Tonight was another such summers' night, with no breath of wind, days without rain and the grass parched and brown and crackling under foot. The night the Buck Moon rose marked fifty years exactly since the night of the murders, fifty years since his reputation had been destroyed among the people he had always lived beside, fifty years since Ava had decided she wanted no more to do with him.
And right now, her youngest grandson, Nigel, was howling underneath Malicius's window, his chubby little face smeared with the stickiness of stolen dirigible plums. Sighing to himself irritably, Malicius pulled himself out from behind his desk, where he was preparing another speech on the dangers of werewolves, crossed to the window and slammed it shut - cutting the howling off once and for all.
He caught sight of the moon, yellow and round and bobbing above the distant treetops - and was reminded of all the monsters who would transform, this evening, under its soft light; of how the human masks would be ripped away, the pretence abandoned, and their true faces would show - and they would raven across the landscape, blood thirsty and evil, leaving destruction and death and ruined lives in their wake.
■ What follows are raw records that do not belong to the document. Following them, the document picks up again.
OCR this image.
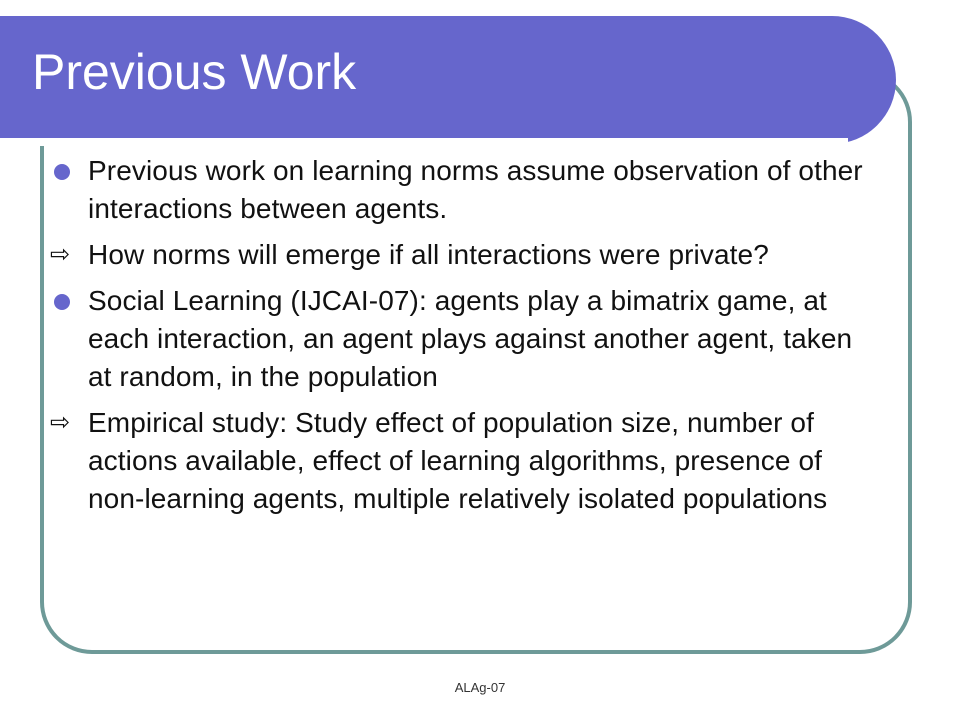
Previous Work

Previous work on learning norms assume observation of other interactions between agents.

⇨ How norms will emerge if all interactions were private?

Social Learning (IJCAI-07): agents play a bimatrix game, at each interaction, an agent plays against another agent, taken at random, in the population

⇨ Empirical study: Study effect of population size, number of actions available, effect of learning algorithms, presence of non-learning agents, multiple relatively isolated populations

ALAg-07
More monsters might even be made tonight - if one of their kind got lucky, managed to bite without killing, then another human life would be over and a dark creature would live in their place.
He cursed his twinging, rheumatic knees - and wished he were still young enough to be chasing the beasts down, bringing them into justice, stopping the spread of their evil. He had never got Burnblade. He had never got Greyback. But how he wished he could get just one more, snuff out the life of one more monster before his own was over. And failing that, he hoped that every single werewolf in the land suffered the most terrible agony this night - no matter who they were or where they might be.
…
200 miles away, in a dark basement, in a little house, not far from Chester, a fully grown werewolf hurled itself at the bars of its cage, over and over, snapping and snarling and desperate to get free. The night drew on, the moon began to sink and in the early hours of the morning the wolf froze, it began to shake and judder, and then its bones broke and reshaped, its fur shrunk back into its skin, its paws unfurled and became hands and feet once more … And a boy called Remus Lupin woke up, gasping, on his cold, cellar floor.